If I reboot back to the 2.6.22.5 kernel/afs modules, things work just
fine:
$ls -la
...
-rw------- 1 cobbuild cobdev 2778 2007-06-27 16:47 .bash_history
-rw-r--r-- 1 cobbuild cobdev 3165 2007-02-20 23:04 .bashrc-old
-rw------- 1 cobbuild cobdev 22 2007-05-01 19:06 .dbxhist
-rwxr-xr-- 1 cobbuild cobdev 2103 2007-02-05 17:49 .envfile
-rw-r--r-- 1 cobbuild cobdev 20 2005-07-14 10:42 .forward
-rw------- 1 cobbuild cobdev 77 2007-06-26 23:00 .lesshst
-rwxr-xr-x 1 cobbuild cobdev 302 2007-02-14 17:14 .logout
lrwxr-xr-x 1 cobbuild cobdev 14 2007-07-10 13:21 .netrc ->
private/.netrc
-rwxrwxrwx 1 cobbuild cobdev 1470 2007-09-24 00:40 .plan
...
This likely coincides with the kernel-headers sharing 32bit and 64bit
headers for portions - and I'm guessing is 32bit vs 64bit alignment
and/or size issue.
This is unlikely given that AFS has worked fine on x86_64 and x86 for
years and nothing changed about this in the latest AFS release. I expect
it's something else. The x86_64 kernel is rather different from the x86
kernel.
Yes, I run both - and haven't had any problems for years - until now...

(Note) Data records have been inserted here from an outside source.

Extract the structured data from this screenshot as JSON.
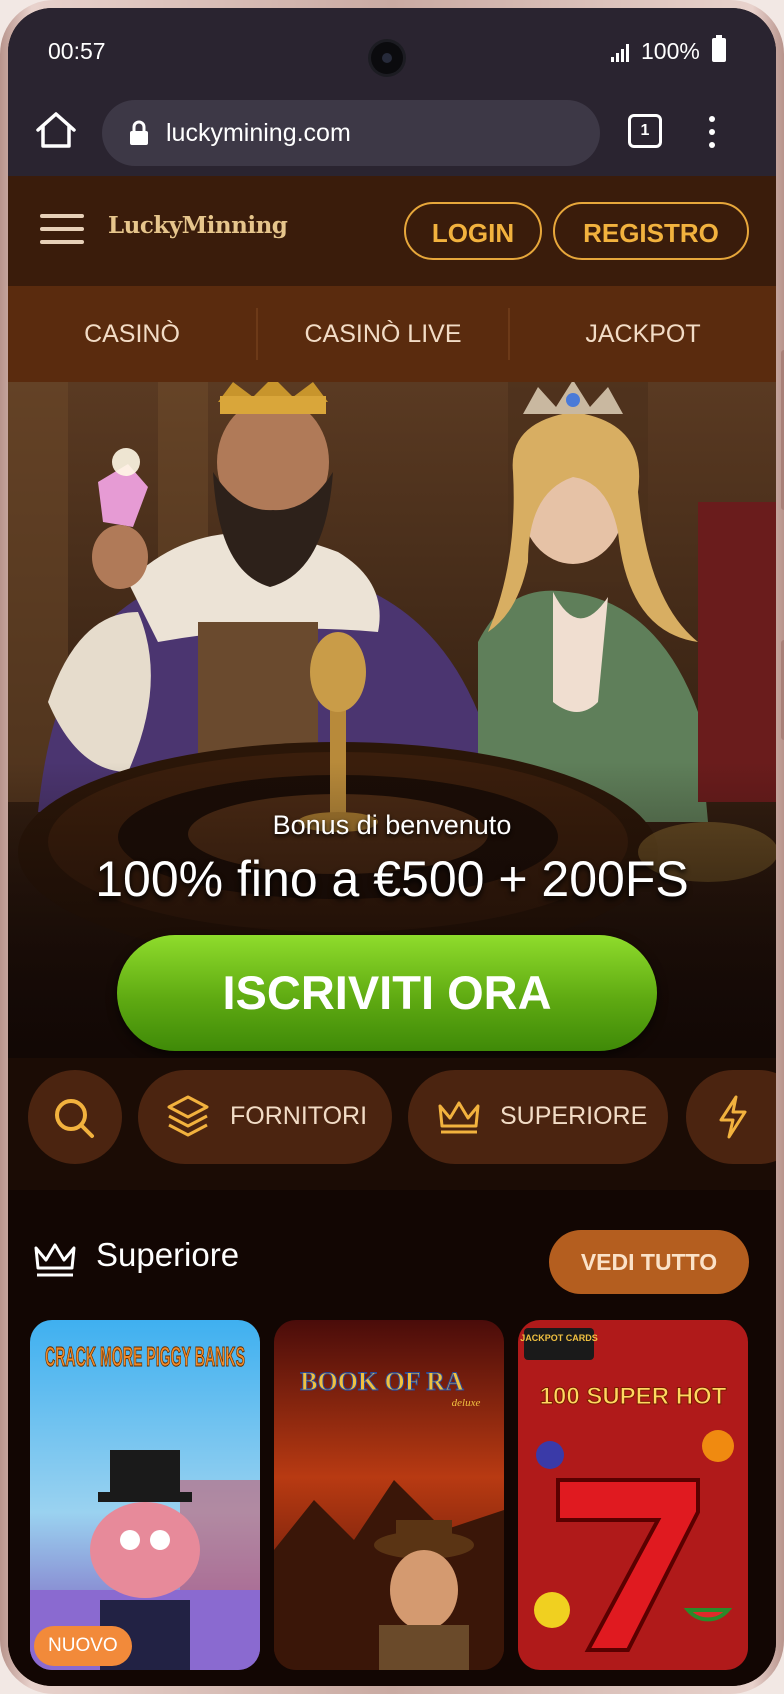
{
  "status_bar": {
    "time": "00:57",
    "battery": "100%"
  },
  "browser": {
    "url": "luckymining.com",
    "tab_count": "1"
  },
  "header": {
    "logo": "LuckyMinning",
    "login_label": "LOGIN",
    "register_label": "REGISTRO"
  },
  "nav": {
    "items": [
      {
        "label": "CASINÒ"
      },
      {
        "label": "CASINÒ LIVE"
      },
      {
        "label": "JACKPOT"
      }
    ]
  },
  "hero": {
    "subtitle": "Bonus di benvenuto",
    "title": "100% fino a €500 + 200FS",
    "cta_label": "ISCRIVITI ORA"
  },
  "filters": {
    "items": [
      {
        "icon": "search-icon"
      },
      {
        "icon": "layers-icon",
        "label": "FORNITORI"
      },
      {
        "icon": "crown-icon",
        "label": "SUPERIORE"
      },
      {
        "icon": "lightning-icon"
      }
    ]
  },
  "section": {
    "icon": "crown-icon",
    "title": "Superiore",
    "view_all_label": "VEDI TUTTO",
    "games": [
      {
        "logo": "CRACK MORE PIGGY BANKS",
        "badge": "NUOVO"
      },
      {
        "logo": "BOOK OF RA",
        "logo_sub": "deluxe"
      },
      {
        "logo": "100 SUPER HOT",
        "brand": "JACKPOT CARDS"
      }
    ]
  },
  "colors": {
    "accent": "#f2b23e",
    "header_bg": "#3a1c0b",
    "nav_bg": "#5a2b0e",
    "cta_green": "#6cbf16",
    "chip_bg": "#4b2410",
    "view_all_bg": "#b45e1f"
  }
}
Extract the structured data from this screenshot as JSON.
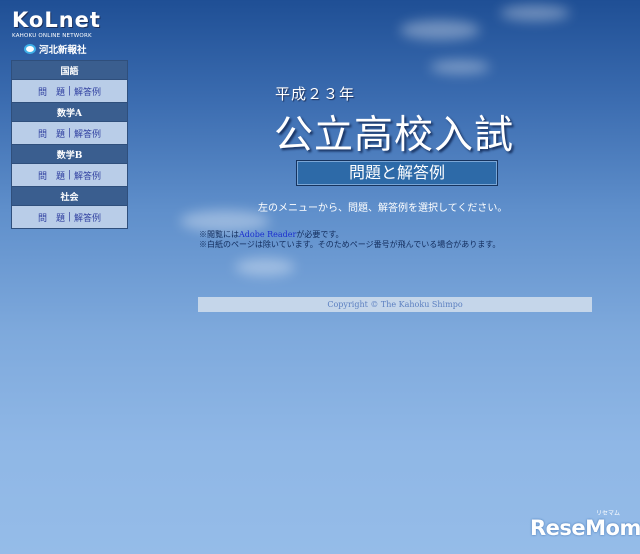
{
  "logo": {
    "main": "KoLnet",
    "sub": "KAHOKU ONLINE NETWORK",
    "company": "河北新報社"
  },
  "sidebar": {
    "categories": [
      {
        "name": "国語",
        "problem": "問　題",
        "answer": "解答例"
      },
      {
        "name": "数学A",
        "problem": "問　題",
        "answer": "解答例"
      },
      {
        "name": "数学B",
        "problem": "問　題",
        "answer": "解答例"
      },
      {
        "name": "社会",
        "problem": "問　題",
        "answer": "解答例"
      }
    ],
    "separator": "|"
  },
  "main": {
    "year_title": "平成２３年",
    "title": "公立高校入試",
    "subtitle": "問題と解答例",
    "instruction": "左のメニューから、問題、解答例を選択してください。",
    "note1_prefix": "※閲覧には",
    "note1_link": "Adobe Reader",
    "note1_suffix": "が必要です。",
    "note2": "※白紙のページは除いています。そのためページ番号が飛んでいる場合があります。",
    "copyright": "Copyright © The Kahoku Shimpo"
  },
  "watermark": {
    "text": "ReseMom",
    "kana": "リセマム"
  }
}
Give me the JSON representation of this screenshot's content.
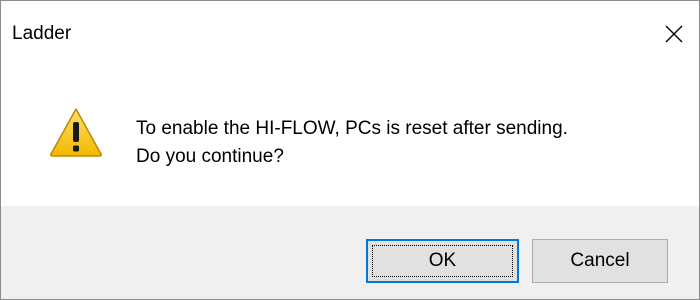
{
  "window": {
    "title": "Ladder",
    "close_glyph": "✕"
  },
  "message": {
    "line1": "To enable the HI-FLOW, PCs is reset after sending.",
    "line2": "Do you continue?",
    "icon": "warning-icon"
  },
  "buttons": {
    "ok_label": "OK",
    "cancel_label": "Cancel"
  },
  "colors": {
    "footer_bg": "#f0f0f0",
    "focus_border": "#0078d7",
    "warning_fill": "#f5c400"
  }
}
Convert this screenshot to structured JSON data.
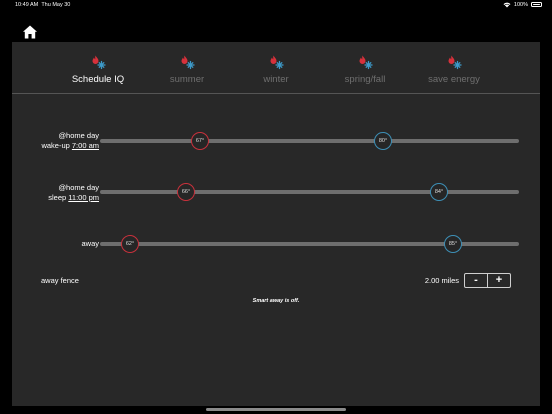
{
  "status_bar": {
    "time": "10:49 AM",
    "date": "Thu May 30",
    "battery": "100%"
  },
  "colors": {
    "heat": "#c8313c",
    "cool": "#3d8fb6",
    "panel": "#282828",
    "inactive_tab": "#6f6f6f"
  },
  "nav": {
    "home_icon": "home-icon"
  },
  "tabs": [
    {
      "label": "Schedule IQ",
      "active": true
    },
    {
      "label": "summer",
      "active": false
    },
    {
      "label": "winter",
      "active": false
    },
    {
      "label": "spring/fall",
      "active": false
    },
    {
      "label": "save energy",
      "active": false
    }
  ],
  "rows": [
    {
      "line1": "@home day",
      "line2_prefix": "wake-up",
      "line2_time": "7:00 am",
      "heat": "67°",
      "cool": "80°"
    },
    {
      "line1": "@home day",
      "line2_prefix": "sleep",
      "line2_time": "11:00 pm",
      "heat": "66°",
      "cool": "84°"
    },
    {
      "line1": "away",
      "heat": "62°",
      "cool": "85°"
    }
  ],
  "away_fence": {
    "label": "away fence",
    "value": "2.00 miles",
    "minus": "-",
    "plus": "+"
  },
  "note": "Smart away is off."
}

and istr issues on the lists/irc relating to problems due to using _64
headers on _32 systems... I hadn't actually rebuilt a kernel/module in
a while... since 2.6.22.5, so I'm not sure when it exactly started.
Anyway, this is fairly new, and totally repeatable, here, on
_32 and _64 systems:
2.6.22.5 >= kernel <= 2.6.22.7, libc6 2.6.1-5, gcc 4.2.1-5
--
Rick Nelson
I did this 'cause Linux gives me a woody. It doesn't generate revenue.